The performance of existing hybrid ion trap-TOFMS instruments has been substantially limited by the following factors:
Initial trapping of the ion beam is inefficient due to the necessity to overcome the barrier created by the rapidly oscillating quadrupolar potential. A significant portion of ions formed will be lost in the injection process unless the ions are formed within the trapping volume.
When a continuous ion beam is used, only those ions that have, through collisions with the background gas, lost sufficient translational kinetic energy to be confined in the quadrupolar potential will have stable trajectories in the ion trap. Consequently trapping efficiency is low.
The conventional electrode geometry of the three-dimensional ion trap has a relatively low space charge capacity. If, for example, more than 1000 ions are confined in 1 mm3, energy gained from inter-ion repulsion will result in the ions having a translational kinetic energy, which is greater than thermal energy, thereby lowering TOF resolution. For typical trap operating conditions of 1 millitorr of helium, fall collisional cooling requires approximately 30 ms. Thus, to maintain ions at thermal energies, total throughput of the system must be below 3×104 ions per second, a value which is not adequate for most applications.
In order for ions to be stored effectively, typically 1 millitorr of helium is present in the trap. However, since the same volume is used for storage and acceleration, during acceleration ions may undergo numerous collisions which alters the ideal trajectories in the TOF analyzer. Additionally, in the three-dimensional ion trap, the combination of poor confinement of the ion beam and the non-linear acceleration field result in a wide ion cloud to extract; therefore, to enhance sensitivity a large extraction aperture is used between the trap and TOFMS. This raises the pressure in the flight tube and thereby increases both the number of collisions which transpire and the load on the vacuum pumps in the flight tube.
Another broad application of mass spectrometry is tandem mass spectrometry, denoted MS/MS. An MS/MS instrument provides the capability to isolate an ion based on its mass to charge ratio, fragment the selected ion, and mass analyze the fragments. Spectra from MS/MS instruments are used to provide information on the structure and bond strength of the precursor ions (sometimes called parent ions). Additionally, through reducing the amount of chemical noise, MS/MS machines actually improve the spectral signal to noise ratio and hence the detection limit of the precursor ions.
The ability of TOFMS to provide parallel analysis of all mass components is used in multiple tandem instruments, classified as hybrid TOFMS. The most common of these hybrid instruments combines quadrupole and TOF technology, often referred to as QqTOFMS. An example of a QqTOFMS has been described by Howard R. Morris et al. “High Sensitivity Collisionally-activated Time-of-Flight Mass Spectrometer”, Rapid Communications in Mass Spectrometry, 10, 1996. This instrument is constructed from two tandem quadrupoles and an orthogonally situated TOFMS. The first quadrupole, a mass filter, is used for precursor ion selection; fragmentation is precipitated via sequential low energy collisions with an inert gas in an RF-only quadrupole operating in the millitorr regime.
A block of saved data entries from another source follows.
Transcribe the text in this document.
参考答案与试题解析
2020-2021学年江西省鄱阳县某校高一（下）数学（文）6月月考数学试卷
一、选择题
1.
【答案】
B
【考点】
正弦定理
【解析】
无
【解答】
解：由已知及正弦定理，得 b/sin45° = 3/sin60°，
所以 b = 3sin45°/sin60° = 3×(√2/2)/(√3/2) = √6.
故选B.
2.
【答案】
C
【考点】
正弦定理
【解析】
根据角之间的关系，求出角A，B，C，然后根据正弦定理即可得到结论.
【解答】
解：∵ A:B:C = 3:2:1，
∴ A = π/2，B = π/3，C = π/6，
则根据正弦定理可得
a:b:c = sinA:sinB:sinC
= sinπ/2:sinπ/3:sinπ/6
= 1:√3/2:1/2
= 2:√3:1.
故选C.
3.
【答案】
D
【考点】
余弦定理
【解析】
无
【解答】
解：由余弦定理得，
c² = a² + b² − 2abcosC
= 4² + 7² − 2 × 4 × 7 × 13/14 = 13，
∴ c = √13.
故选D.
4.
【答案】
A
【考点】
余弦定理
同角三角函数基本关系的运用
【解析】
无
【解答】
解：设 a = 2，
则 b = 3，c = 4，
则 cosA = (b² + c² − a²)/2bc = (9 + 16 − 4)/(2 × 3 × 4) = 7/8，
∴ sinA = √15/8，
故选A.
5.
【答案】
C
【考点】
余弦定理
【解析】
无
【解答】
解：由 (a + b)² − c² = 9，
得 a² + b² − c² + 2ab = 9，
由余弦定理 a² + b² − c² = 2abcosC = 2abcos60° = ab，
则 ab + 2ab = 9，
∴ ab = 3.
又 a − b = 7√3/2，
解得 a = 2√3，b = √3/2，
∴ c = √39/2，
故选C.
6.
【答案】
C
The resultant fragment ions are analyzed by an oa-TOFMS. Increasing precursor selection resolution in the mass filter results in decreasing sensitivity, thus achievement of unit resolution is only possible with significant ion losses. Consequently, resolution is compromised in most analytical applications, and the above discussed problems of the second oa-TOFMS, namely poor duty cycle and a drift velocity orthogonal to the TOF axis, also affect performance.
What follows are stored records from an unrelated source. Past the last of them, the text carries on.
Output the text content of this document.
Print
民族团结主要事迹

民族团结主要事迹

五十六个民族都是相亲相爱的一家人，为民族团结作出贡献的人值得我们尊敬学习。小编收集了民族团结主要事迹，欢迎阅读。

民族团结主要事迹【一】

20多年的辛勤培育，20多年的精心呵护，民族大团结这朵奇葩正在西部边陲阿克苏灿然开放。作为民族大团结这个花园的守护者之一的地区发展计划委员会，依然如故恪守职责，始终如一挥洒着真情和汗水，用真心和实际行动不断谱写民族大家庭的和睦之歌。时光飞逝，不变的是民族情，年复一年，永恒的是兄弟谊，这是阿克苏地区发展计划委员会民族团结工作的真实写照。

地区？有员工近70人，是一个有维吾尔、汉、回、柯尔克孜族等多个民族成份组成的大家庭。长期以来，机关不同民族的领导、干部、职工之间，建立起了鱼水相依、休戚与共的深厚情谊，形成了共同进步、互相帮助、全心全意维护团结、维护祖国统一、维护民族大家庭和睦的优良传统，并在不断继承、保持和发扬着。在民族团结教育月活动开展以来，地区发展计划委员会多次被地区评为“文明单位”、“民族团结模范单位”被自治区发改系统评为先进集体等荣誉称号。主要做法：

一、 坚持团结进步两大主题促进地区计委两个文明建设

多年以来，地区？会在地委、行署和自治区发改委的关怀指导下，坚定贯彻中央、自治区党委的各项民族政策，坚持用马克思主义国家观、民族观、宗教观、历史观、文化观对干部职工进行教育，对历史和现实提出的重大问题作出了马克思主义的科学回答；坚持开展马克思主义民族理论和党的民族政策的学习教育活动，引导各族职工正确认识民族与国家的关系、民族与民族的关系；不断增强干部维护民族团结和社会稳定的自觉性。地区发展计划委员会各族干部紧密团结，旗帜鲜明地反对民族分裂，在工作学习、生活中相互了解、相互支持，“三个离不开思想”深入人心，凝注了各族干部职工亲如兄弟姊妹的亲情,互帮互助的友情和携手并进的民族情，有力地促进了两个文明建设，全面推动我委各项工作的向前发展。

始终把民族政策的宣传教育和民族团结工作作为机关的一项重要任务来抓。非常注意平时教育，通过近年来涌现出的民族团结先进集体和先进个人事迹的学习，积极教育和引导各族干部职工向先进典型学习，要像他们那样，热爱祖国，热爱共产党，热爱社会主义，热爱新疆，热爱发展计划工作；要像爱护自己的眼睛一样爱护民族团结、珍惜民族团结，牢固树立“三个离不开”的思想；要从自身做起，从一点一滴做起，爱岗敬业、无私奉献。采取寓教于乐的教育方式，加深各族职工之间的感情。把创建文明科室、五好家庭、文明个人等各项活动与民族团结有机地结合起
The ion trap TOFMS, can also be operated as a hybrid tandem TOF instrument. In MS/MS mode, during storage precursor ions are isolated and fragmented in a quadrupole ion trap and the contents are analyzed by TOFMS. As the processes of ion isolation and fragmentation are based upon the principles of resonant excitation, the ion traps in such instruments must provide well defined, and near ideal, quadrupolar electric fields. Thus the conventional three-dimensional ion trap electrode geometry operated with a background pressure of 1 millitorr helium is required. The disadvantages of this configuration for TOF analysis were discussed above.
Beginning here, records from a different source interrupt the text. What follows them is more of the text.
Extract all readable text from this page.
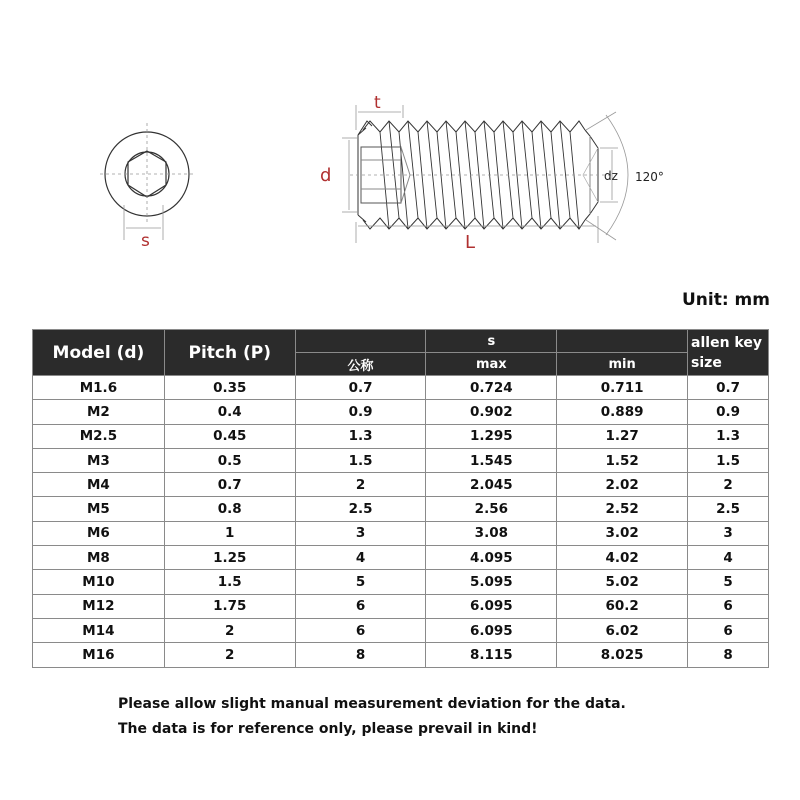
s
t
d
L
dz 120°
Unit: mm
Model (d)	Pitch (P)		s		allen key
size
		公称	max	min	
M1.6	0.35	0.7	0.724	0.711	0.7
M2	0.4	0.9	0.902	0.889	0.9
M2.5	0.45	1.3	1.295	1.27	1.3
M3	0.5	1.5	1.545	1.52	1.5
M4	0.7	2	2.045	2.02	2
M5	0.8	2.5	2.56	2.52	2.5
M6	1	3	3.08	3.02	3
M8	1.25	4	4.095	4.02	4
M10	1.5	5	5.095	5.02	5
M12	1.75	6	6.095	60.2	6
M14	2	6	6.095	6.02	6
M16	2	8	8.115	8.025	8
Please allow slight manual measurement deviation for the data.
The data is for reference only, please prevail in kind!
In another hybrid TOF instrument used for MS/MS analysis, the three-dimensional ion trap is replaced with a linear, or two-dimensional, ion trap, (orthogonal to the direction of TOF acceleration) as detailed in published PCT Applications WO 99/30350 and WO 98/06481 and demonstrated by J. M. Campbell et al., as reported in “A New Linear Ion Trap Time-of-Flight System with Tandem Mass Spectrometry Capabilities”, Rapid Communications in Mass Spectrometry, 12, 1998. In the linear ion trap, ions are confined by a quadrupolar potential in two dimensions and by electrostatic potentials in the third dimension. Thus electrostatic, rather than oscillating quadrupolar, potentials control the flow of ions into and out of the trap and the processes of injection and extraction are both simpler to implement and more efficient than in the three dimensional ion trap. Additionally, the linear ion trap provides a larger trapping volume and thus an enhanced ion storage capacity over the three-dimensional trap. In the above PCT applications, ions were injected into the TOF through coupling lenses. In U.S. Pat. No. 5,763,878, the concept of extracting ions from the linear ion trap through a gap in the rod structure is described, and reference is made to the advantage such a concept would provide for TOF analysis in an oa-TOFMS system. However, the instrument described in this patent suffers from a slow cycle of ion selection and fragmentation in the first MS stage as well as the problems discussed above for all oa-TOFMS.
Another method of TOF based MS/MS analysis uses TOF mass analyzers for both precursor ion selection and fragment ion analysis. U.S. Pat. No. 5,206,508 discusses a TOF/TOF system without a mechanism for precursor ion isolation. A second patent, U.S. Pat. No. 5,202,563, discloses a TOF/TOF system with two reflecting-type mass analyzers coupled via a fragmentation chamber. Lastly, co-pending U.S. patent application Ser. No. 09/233,703, commonly assigned as with the present application, describes a TOF/TOF system and includes a detailed description of a timed ion selector (TIS) used to attain high resolution ion selection with a TOF based system. An instrument based on this patent has been used to record fragment spectra on a wide selection of ions, including biomolecules. This TOF/TOF system has been named a double DE system. Ions are formed in a region with a DE-MALDI source, the precursor ions are selected by the timed ion selector and transmitted to the collision cell. The resultant collection of precursor and fragment ions is transmitted into a second TOF acceleration region. At the time that the ions of interest are near the center of the second source, a high voltage pulse is applied, and the ions are accelerated toward the detector. Varying the time of application of the second acceleration pulse creates the second nominal DE system, through which the resolution of the fragment ion spectra can be optimized.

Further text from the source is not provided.